絵も描いています。2006年2月12日
相変わらず30号の絵を描いている。今年に入ってすでに4回、始めから描き直した。イラストのような注文絵ならこだわらずにエイっと一気に描いてしまうのだが、ファインアートとなると妥協はできない。描いているテーマは海風である。新緑の架空の街に澄み切った青空、その上を海風が爽やかに吹き抜ける。そんな絵を描いている。
傍らのテレビでは日曜美術館をやっていた。
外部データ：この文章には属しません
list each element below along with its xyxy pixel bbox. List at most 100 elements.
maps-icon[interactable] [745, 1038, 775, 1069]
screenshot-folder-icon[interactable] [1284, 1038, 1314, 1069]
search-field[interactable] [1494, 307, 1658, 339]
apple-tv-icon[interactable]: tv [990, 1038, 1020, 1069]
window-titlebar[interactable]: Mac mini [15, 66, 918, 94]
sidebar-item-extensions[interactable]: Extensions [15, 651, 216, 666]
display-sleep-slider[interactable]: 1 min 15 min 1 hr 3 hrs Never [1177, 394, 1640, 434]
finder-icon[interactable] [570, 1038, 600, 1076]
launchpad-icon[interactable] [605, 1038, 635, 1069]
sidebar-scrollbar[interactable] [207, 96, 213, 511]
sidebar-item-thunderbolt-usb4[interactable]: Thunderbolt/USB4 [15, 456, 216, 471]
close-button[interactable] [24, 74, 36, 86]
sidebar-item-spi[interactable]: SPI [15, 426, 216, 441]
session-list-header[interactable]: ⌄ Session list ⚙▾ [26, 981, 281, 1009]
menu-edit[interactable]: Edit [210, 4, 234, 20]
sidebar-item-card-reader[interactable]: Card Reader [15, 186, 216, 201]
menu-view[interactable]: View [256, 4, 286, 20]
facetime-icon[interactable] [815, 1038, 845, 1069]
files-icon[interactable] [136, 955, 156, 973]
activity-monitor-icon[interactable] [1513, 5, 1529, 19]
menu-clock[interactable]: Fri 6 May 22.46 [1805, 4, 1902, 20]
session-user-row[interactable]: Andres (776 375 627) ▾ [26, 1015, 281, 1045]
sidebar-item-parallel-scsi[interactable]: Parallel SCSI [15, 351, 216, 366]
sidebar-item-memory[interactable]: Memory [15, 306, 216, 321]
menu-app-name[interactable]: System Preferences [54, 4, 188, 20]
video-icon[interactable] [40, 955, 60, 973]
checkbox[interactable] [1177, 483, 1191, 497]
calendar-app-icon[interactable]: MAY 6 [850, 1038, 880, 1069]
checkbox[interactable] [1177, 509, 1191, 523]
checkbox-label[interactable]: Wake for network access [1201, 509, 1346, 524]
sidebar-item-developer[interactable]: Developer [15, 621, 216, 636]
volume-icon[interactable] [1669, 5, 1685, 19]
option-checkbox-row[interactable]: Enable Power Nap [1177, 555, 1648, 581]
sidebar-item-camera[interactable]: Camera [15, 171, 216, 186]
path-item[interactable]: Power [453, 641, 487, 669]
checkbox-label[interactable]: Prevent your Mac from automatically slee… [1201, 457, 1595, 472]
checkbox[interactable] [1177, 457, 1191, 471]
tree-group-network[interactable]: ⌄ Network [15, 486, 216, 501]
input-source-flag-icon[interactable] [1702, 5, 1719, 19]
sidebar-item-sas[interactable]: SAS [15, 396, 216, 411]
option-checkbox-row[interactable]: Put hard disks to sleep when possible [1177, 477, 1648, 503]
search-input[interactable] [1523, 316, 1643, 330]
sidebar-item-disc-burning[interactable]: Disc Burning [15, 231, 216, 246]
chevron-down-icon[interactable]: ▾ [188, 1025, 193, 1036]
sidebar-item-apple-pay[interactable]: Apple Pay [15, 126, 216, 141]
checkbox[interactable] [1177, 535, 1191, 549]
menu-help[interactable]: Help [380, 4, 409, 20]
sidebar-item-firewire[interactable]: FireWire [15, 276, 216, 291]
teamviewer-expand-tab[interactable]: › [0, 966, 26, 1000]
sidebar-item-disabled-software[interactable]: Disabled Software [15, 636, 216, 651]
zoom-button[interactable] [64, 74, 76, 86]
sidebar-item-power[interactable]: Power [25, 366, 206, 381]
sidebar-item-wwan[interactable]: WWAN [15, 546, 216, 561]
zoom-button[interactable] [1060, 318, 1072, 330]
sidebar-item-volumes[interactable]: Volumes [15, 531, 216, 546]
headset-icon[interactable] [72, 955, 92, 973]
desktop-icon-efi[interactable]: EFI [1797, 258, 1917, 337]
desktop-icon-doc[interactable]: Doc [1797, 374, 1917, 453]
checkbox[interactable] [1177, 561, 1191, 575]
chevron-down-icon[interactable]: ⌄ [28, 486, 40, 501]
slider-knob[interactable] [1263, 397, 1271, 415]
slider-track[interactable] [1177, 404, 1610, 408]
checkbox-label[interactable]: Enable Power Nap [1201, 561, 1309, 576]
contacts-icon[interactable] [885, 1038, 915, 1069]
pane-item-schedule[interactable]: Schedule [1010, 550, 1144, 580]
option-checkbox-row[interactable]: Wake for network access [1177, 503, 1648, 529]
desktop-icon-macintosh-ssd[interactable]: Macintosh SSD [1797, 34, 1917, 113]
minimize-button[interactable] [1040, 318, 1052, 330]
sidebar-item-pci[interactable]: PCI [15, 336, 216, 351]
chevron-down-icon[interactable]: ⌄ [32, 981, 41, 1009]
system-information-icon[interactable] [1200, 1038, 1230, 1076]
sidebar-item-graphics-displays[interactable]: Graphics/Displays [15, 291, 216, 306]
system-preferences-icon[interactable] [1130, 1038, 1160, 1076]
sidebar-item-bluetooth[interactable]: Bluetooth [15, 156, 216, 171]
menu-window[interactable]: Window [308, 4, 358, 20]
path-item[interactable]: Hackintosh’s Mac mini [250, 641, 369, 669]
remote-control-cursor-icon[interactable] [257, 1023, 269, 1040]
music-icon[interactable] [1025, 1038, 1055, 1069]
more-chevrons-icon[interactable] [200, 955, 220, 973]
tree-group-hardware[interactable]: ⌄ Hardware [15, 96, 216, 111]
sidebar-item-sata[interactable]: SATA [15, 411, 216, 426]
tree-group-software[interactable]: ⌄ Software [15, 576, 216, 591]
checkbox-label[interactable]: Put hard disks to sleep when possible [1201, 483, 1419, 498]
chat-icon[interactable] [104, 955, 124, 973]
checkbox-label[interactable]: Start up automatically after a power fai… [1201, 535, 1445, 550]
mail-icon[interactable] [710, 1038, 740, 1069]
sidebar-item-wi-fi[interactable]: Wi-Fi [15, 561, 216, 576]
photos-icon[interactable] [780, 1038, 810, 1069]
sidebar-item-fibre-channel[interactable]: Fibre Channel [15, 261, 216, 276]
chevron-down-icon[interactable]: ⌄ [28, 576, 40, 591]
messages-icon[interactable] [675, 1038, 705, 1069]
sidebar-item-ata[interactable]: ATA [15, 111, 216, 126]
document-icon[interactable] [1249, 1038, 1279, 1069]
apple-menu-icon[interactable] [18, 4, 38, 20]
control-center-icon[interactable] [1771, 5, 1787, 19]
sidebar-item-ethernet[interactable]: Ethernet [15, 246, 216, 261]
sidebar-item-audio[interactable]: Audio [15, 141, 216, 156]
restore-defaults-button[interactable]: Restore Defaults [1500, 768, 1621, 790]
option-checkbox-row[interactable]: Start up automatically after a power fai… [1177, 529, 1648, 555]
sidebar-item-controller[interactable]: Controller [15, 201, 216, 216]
今日は朱色を多用して桜島を描くことで有名な日本画家故西山英雄氏である。絵は見たことがあるが名前は知らなかった。力強い絵だが、出演者たちが語る程、最高水準の凄いと作家とは思えない。しかし、西山氏に傾倒しているゲストの画家が話す逸話は面白かった。ある日、西山氏が彼に日の丸を描いてみろと言った。彼は丸を描いて中を塗りつぶした。すると西山氏は「だからお前の絵はだめなのだ。絵は真ん中から周りへ広げるように描くものだ。」と諭した。なるほど、先輩の西山氏にだめだと言われて唯々諾々とかしこまるようだから、ゲストの画家はだめなのだ、と思った。
日本の作家は敬老精神が強く、先輩の言うことを素直に受け入れる人が多い。夭折の画家、パリ遊学中の佐伯祐三はブラマンクに自分の絵を描けと叱られ、急遽あの画風に転向したと言う。それは画家として情けないことだ。北斎やピカソなら素直に聞いたりはしない。敢然と拒否して、徹頭徹尾我を通すはずだ。日本画壇につきまとう骨の細さはその辺りが原因なのかもしれない。